¡No rechacemos a los mensajeros de Dios!

Queridos hermanos:

En ocasiones encontramos a personas –o bien podemos ser nosotros mismos- que dicen: “He orado y el Señor no me responde” o “Antiguamente el Señor hablaba pero hoy no lo hace”. En realidad el Señor siempre ha hablado, manifestado su voluntad, lo que sucede es su mensaje ha sido rechazado o bloqueado por nuestros propios intereses que resultan opuestos a caminos del Señor: ¡aceptemos que el Señor sí nos habla, pero que no sabemos o no queremos escucharle!.

Hoy en la primera lectura el Señor envía al profeta Ezequiel a hablar en su nombre a un pueblo difícil, como bien los describe el mismo Dios “testarudos y obstinados”. La misión del profeta es difícil, pero no por ello la puede eludir o evitar: ¡el Señor nos manda a llevar su mensaje más allá de nuestra comodidad, porque él se interesa a fondo por los destinatarios!.
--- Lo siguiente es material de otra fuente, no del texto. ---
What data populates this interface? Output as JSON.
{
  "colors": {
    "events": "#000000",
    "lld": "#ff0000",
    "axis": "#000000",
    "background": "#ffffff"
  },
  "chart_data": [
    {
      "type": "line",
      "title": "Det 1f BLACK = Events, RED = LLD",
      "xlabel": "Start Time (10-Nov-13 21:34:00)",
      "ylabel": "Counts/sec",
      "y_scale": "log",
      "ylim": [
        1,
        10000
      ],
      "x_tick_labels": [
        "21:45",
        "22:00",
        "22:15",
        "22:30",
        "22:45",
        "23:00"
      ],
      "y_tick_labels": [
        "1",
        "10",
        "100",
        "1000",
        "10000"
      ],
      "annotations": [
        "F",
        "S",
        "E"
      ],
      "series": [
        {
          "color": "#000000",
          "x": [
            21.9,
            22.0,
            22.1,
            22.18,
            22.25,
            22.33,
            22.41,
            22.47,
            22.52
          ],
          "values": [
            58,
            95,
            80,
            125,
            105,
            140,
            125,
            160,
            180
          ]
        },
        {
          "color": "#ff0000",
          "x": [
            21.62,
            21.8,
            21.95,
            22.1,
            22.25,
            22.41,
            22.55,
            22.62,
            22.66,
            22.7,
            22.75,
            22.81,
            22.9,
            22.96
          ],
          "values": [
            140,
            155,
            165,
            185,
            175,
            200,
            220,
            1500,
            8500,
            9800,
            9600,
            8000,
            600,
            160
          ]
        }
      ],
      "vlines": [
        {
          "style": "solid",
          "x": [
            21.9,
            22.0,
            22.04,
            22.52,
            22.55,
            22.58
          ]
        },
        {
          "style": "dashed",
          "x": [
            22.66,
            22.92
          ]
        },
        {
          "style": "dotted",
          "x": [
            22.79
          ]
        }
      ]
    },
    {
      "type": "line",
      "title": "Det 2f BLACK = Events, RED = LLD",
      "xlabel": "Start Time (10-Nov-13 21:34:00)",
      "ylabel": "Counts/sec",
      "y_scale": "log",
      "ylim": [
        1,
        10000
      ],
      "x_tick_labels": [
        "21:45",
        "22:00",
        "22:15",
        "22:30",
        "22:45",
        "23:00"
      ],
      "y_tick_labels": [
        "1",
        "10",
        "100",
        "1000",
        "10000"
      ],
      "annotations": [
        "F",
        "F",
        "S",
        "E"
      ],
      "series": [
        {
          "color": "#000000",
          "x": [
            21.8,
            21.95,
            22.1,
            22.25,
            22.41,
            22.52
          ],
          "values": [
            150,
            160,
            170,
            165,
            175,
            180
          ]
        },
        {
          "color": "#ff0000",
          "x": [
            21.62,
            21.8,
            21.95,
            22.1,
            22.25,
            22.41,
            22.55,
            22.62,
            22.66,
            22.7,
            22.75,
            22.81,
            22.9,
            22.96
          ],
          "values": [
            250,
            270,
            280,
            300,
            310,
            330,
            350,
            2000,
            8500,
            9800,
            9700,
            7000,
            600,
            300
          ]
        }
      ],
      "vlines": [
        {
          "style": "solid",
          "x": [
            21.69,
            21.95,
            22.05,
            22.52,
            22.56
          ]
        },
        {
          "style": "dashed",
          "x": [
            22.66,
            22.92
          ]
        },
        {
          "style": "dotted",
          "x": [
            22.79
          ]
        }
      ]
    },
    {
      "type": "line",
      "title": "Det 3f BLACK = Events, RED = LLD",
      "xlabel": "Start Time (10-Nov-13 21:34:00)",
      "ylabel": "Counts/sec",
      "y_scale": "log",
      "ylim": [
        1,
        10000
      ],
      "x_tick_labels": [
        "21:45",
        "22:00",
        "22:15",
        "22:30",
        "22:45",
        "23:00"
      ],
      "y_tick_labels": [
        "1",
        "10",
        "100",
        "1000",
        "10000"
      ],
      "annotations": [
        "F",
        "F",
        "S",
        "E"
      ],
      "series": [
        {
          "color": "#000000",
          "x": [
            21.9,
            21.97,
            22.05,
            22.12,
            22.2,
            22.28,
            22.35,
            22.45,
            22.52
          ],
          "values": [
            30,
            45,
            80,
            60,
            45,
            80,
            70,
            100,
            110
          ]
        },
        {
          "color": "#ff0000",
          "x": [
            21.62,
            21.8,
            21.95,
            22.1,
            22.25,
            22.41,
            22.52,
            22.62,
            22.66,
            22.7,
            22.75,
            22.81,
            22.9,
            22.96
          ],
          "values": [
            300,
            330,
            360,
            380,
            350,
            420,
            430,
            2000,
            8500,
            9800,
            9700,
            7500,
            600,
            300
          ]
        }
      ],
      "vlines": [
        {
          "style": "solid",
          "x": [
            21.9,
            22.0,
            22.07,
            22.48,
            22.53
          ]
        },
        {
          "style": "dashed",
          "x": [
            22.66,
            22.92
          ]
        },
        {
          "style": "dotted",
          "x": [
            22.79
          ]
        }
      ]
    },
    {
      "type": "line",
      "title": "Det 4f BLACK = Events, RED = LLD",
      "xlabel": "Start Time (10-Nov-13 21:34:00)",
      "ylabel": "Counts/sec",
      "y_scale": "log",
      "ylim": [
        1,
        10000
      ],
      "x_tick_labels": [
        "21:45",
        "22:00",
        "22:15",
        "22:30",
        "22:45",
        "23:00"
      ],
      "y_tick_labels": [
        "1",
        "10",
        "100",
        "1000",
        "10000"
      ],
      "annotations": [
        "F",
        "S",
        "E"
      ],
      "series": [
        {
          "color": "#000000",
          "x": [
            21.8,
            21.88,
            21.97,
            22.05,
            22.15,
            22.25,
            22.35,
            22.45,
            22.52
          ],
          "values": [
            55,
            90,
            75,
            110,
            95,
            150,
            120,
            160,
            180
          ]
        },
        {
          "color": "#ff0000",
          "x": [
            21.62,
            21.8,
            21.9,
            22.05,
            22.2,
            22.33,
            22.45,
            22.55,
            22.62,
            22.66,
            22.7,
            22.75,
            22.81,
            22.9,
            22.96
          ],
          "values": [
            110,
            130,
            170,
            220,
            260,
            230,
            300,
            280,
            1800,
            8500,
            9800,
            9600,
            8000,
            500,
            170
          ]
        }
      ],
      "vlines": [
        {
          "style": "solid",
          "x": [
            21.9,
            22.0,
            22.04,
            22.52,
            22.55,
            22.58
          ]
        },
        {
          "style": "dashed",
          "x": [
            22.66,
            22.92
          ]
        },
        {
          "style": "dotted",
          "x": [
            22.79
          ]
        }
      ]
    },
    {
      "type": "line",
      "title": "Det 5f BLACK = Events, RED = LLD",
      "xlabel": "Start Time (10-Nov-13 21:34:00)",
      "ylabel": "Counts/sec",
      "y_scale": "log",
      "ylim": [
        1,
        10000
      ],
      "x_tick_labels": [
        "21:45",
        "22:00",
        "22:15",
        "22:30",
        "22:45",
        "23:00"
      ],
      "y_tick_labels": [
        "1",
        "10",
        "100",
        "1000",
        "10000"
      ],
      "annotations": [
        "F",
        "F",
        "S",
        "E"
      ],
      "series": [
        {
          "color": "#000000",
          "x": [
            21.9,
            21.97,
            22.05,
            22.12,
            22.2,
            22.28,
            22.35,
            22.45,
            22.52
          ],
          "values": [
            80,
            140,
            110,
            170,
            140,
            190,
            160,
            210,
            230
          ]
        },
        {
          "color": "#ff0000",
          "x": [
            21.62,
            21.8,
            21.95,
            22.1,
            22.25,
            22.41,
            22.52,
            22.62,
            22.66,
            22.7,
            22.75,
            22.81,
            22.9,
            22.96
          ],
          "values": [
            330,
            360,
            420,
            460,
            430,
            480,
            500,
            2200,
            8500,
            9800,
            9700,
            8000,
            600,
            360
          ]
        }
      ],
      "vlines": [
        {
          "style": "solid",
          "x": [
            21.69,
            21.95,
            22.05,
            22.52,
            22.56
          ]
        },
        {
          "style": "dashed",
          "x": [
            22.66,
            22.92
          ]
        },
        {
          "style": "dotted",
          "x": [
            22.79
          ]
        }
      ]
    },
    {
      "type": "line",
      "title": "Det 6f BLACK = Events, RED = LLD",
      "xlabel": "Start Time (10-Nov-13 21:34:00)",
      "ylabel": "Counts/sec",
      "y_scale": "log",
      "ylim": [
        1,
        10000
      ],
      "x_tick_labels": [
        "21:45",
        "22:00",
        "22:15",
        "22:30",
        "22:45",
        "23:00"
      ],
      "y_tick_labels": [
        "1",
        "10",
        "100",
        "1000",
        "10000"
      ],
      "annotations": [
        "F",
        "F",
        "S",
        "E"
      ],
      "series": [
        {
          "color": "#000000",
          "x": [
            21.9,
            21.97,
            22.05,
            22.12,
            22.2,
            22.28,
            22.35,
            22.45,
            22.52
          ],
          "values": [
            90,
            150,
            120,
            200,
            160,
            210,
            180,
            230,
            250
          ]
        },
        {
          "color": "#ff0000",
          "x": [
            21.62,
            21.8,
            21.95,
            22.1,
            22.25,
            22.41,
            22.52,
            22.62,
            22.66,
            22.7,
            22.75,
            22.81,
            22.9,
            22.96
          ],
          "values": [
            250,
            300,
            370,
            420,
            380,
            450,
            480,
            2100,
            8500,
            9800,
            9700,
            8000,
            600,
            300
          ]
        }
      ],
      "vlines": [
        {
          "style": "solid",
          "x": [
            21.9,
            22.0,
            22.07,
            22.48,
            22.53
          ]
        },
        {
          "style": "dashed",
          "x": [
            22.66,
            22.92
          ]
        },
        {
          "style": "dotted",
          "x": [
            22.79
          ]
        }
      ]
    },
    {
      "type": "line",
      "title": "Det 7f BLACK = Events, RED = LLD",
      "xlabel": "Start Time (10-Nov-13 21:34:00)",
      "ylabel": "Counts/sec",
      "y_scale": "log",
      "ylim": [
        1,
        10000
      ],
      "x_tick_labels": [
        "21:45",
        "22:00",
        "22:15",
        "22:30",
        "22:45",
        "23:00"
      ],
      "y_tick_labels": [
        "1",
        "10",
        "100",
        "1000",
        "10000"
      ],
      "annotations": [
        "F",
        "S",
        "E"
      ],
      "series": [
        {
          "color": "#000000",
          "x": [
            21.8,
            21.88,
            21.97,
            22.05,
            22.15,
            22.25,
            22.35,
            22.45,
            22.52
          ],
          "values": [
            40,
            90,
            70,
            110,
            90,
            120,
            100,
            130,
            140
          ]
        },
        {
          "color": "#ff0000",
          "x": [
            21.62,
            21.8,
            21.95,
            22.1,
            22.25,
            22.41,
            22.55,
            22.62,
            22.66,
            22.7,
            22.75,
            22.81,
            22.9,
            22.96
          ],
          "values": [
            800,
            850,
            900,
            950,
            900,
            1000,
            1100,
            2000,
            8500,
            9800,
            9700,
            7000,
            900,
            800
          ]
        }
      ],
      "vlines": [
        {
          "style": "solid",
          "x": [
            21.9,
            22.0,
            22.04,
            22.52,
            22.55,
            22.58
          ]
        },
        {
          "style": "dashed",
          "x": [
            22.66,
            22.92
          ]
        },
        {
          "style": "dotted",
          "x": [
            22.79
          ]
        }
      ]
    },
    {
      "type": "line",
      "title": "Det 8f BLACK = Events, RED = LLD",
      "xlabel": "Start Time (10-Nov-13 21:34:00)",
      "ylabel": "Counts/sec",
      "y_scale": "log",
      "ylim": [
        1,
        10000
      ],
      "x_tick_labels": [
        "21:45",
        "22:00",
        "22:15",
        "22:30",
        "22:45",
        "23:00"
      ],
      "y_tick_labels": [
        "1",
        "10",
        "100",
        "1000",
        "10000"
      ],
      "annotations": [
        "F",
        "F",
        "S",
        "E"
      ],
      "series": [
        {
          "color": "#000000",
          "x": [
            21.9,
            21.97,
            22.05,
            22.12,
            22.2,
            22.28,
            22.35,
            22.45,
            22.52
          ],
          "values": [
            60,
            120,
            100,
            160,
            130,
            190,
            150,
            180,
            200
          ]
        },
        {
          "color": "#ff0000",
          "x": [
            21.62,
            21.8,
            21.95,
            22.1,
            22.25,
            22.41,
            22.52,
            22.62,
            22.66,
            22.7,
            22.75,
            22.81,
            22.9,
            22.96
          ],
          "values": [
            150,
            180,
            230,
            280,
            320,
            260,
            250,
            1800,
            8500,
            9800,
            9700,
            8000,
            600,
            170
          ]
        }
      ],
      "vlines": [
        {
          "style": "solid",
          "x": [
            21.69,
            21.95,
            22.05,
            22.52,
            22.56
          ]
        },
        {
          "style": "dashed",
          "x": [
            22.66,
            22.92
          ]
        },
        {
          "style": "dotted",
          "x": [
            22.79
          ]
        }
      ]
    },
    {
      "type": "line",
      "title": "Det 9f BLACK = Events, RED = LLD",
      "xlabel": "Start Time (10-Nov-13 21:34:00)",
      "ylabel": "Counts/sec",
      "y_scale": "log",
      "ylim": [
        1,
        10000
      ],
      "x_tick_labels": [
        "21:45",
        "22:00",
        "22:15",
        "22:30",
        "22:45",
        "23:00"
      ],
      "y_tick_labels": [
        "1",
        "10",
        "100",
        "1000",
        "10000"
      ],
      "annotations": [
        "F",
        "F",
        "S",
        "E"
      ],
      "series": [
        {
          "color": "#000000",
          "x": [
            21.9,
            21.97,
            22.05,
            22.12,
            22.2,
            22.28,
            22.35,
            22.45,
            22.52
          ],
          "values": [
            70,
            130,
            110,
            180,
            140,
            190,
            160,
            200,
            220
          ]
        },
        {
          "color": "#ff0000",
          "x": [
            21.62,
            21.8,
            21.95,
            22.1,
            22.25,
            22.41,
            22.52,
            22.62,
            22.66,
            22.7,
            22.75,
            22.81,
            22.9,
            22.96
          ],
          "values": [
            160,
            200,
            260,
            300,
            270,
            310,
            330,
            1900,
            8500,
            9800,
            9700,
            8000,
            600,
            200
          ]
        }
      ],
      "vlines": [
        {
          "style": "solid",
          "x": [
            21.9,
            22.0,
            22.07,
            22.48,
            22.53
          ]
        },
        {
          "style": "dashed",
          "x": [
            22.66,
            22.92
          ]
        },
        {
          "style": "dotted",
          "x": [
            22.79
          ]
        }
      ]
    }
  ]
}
El salmo 122 bien parece recoger el examen de conciencia del pueblo que ha sido “rebelde y obstinado” a la voz del Señor al que se dice: “Ten piedad de nosotros, ten piedad”. Es un pueblo que admite que no ha fallado el Señor, sino el pueblo mismo se ha cerrado ante su mensaje.

Pero es el en Evangelio donde el mismo Jesús experimenta esa dureza de corazón y ese rechazo del hombre para escuchar el mensaje del Señor y acogerlo, dando lugar a la conversión:

  1. Llegando a su tierra natal, Jesús experimenta el rechazo comenzando porque los suyos no aceptan que “ese conocido, ese miembro de una familia lugareña” tenga sabiduría y autoridad; ¡cuàntas veces el prejuicio y la descalificación son el primer obstáculo para escuchar lo que nos quieren decir los enviados del Señor!.
  2. Como bien sabemos, cuando se dice que eran conocidos los hermanos y hermanas de Jesús, es porque en la lengua hebrea hasta el día de hoy se utiliza una misma palabra para indicar al hermano, como al primo o pariente cercano; nosotros mismos nos llamamos hermanos o hermanas, si bien en sentido espiritual.
  3. Jesús afirma algo muy cierto: “Ningún profeta es recibido en su propia casa”, con lo que nos previene a “hacernos sordos de los mensajeros de Dios que pueden estar muy cerca, en la familia, en la comunidad, pero hacia los cuales desarrollamos prejuicios, pues “los hemos visto crecer” o bien sus familias tienen algunos defectos o situaciones que nos resultan desagradables o poco fáciles de aceptar”; ¡escuchemos con atención el mensaje mismo superando nuestra gran capacidad para despreciar lo que nos parece conocido!.

Es así que hoy también nos dice San Pablo: “Para que yo no me llene de soberbia el Señor me ha concedido un aguijón” que se refiere a alguna enfermedad etc., como bien dice el Apóstol, para que “yo no me llene de orgullo”; ¡evitemos a los maxi predicadores, a tantos embaucadores que se predican a sí mismos!.

Vivamos pues una “conversión del corazón, de la mente, del espíritu” y aceptemos que tenemos una cierta “sordera” que puede hacernos la oportunidad de escuchar al Señor que nos habla por conocidos, por personas humildes, etc.

Nos sirve la advertencia de San Agustín: “Temo a Dios cuando pasa –y yo no lo atiendo, no lo escucho- porque puede ser que por mucho tiempo no vuelva a pasar”. Y vivamos la vocación misionera sin buscar a acogida o menos el aplauso del mundo, perseveremos como Ezequiel, o como los santos, en la misión cuya única recompensa es el mismo Señor.